Well at least there's no anal leakage... (NOTE: Don't bother clicking if you're squeamish...)

There's an article on Salon by a writer who sounds like she had the same sort of (possibly DXM/Ecstasy-driven) reaction you did, Beth.

The New York Times Magazine ran an article (for you non-subscribers try this) details the good and bad sides of Ecstasy. A very even-handed realistic piece in a world of sensationalism.

This quote from a Time article underscores why the reactionaries are clamoring for harser penalties:
"Ecstasy remains a niche drug.
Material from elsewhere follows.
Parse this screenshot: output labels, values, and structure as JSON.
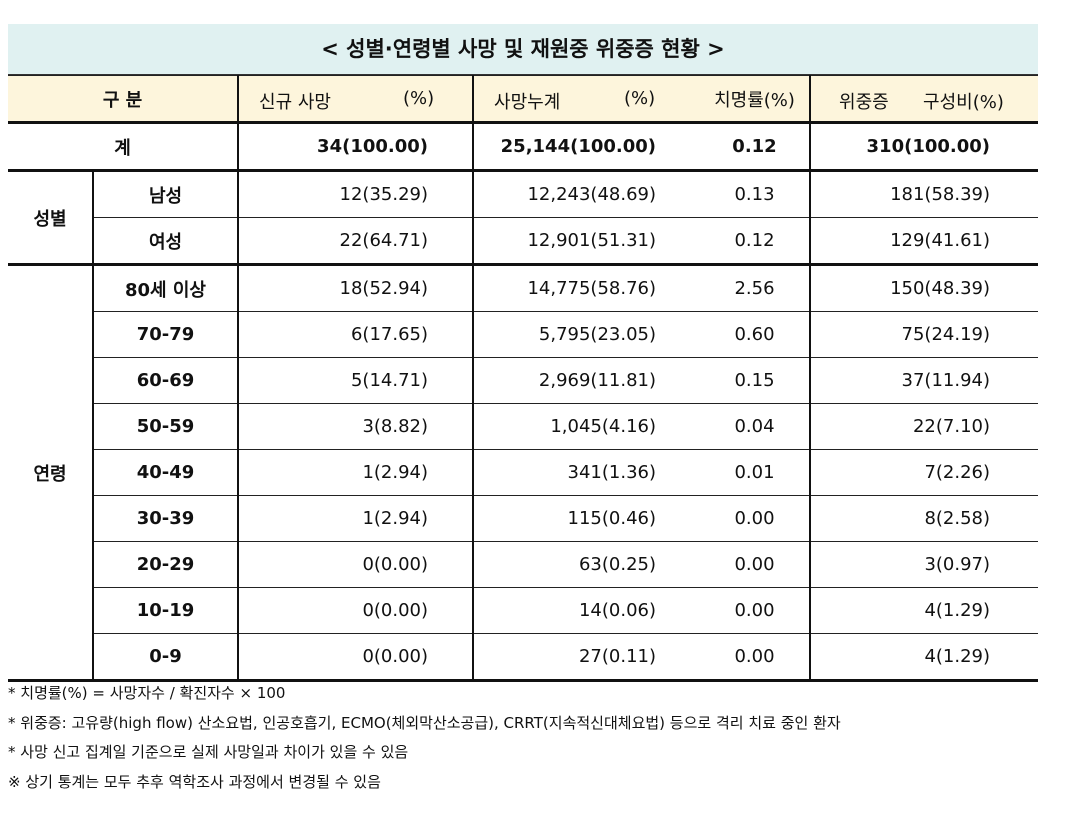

The number of people who use it once a month remains so small--less than 1% of the population--that ecstasy use doesn't register in the government's drug survey. (By comparison, 5% of Americans older than 12 say they use marijuana once a month, and 1.8% use cocaine.) But ecstasy use is growing. Eight percent of U.S. high school seniors say they have tried it at least once, up from 5.8% in 1997; teen use of most other drugs declined in the late '90s. Nationwide, customs officers have already seized more ecstasy this fiscal year, more than 5.4 million hits, than in all of last year. In 1998 they seized just 750,000 hits.

According to the article above, legislation to crack down on Ecstasy goes all the way back to June of last year when "two Senators, Bob Graham of Florida and Charles Grassley of Iowa, introduced an ecstasy antiproliferation bill, which would stiffen penalties for trafficking in the drug. Under the new law, someone caught selling about 100 hits of ecstasy could be charged as a drug trafficker; current law sets the threshold at about 300,000 pills.
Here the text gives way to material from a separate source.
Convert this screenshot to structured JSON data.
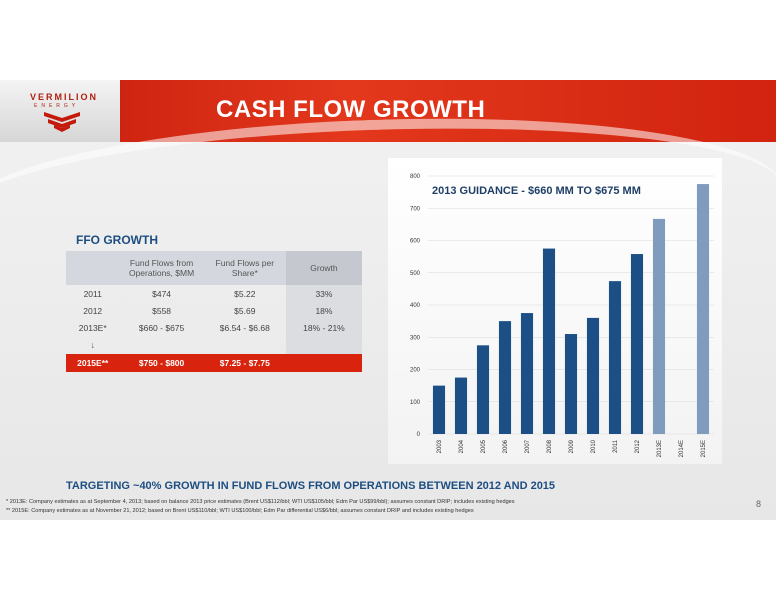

You know what? Screw the penalties. Legalise it. The government would make beau coup tax dollars and yet the price would probably go down due to eliminated risk of production and dedicated facilities for mass production. More importantly, the impurity issue (the real danger from any one dose of this drug) would be moot. Of course, if it were totally legal, we'd probably be able to reduce the world's defense budgets and reroute those funds into building better societies, but I'm an idealist, so what do I know...
posted by fooljay at 1:08 PM on March 23, 2001


The Salon article parallels my experience very closely, with the exception of the DXM. For quite a while, whenever we were at a party or seeing a band or whatever, my friends and I would say, "Man, this is great, but I wish we had some X!" (we usually called it X, not E) Things didn't feel as fun or as thrilling as they did before we had started using it. We would occasionally talk about it, and most of my friends just shrugged and chalked it up to the fact that nothing is as fun as when you do it on Ecstasy, so it just seems less fun by comparison. After a while, I became convinced that there was more to it than that. There wasn't much good research to refer to back then, but some animal studies were suggesting damage to brain cells responsible for serotonin production and transport. Today, PET scans of live subjects show that similar damage occurs in humans, though there is disagreement on whether the damage is permanent or not. Many studies point to memory problems, but I never noticed that effect. I was in college and did well, then went on to grad school. I decided that the drug was causing mild to moderate depression and quit taking it. I missed the good times, but felt that I had made the right choice.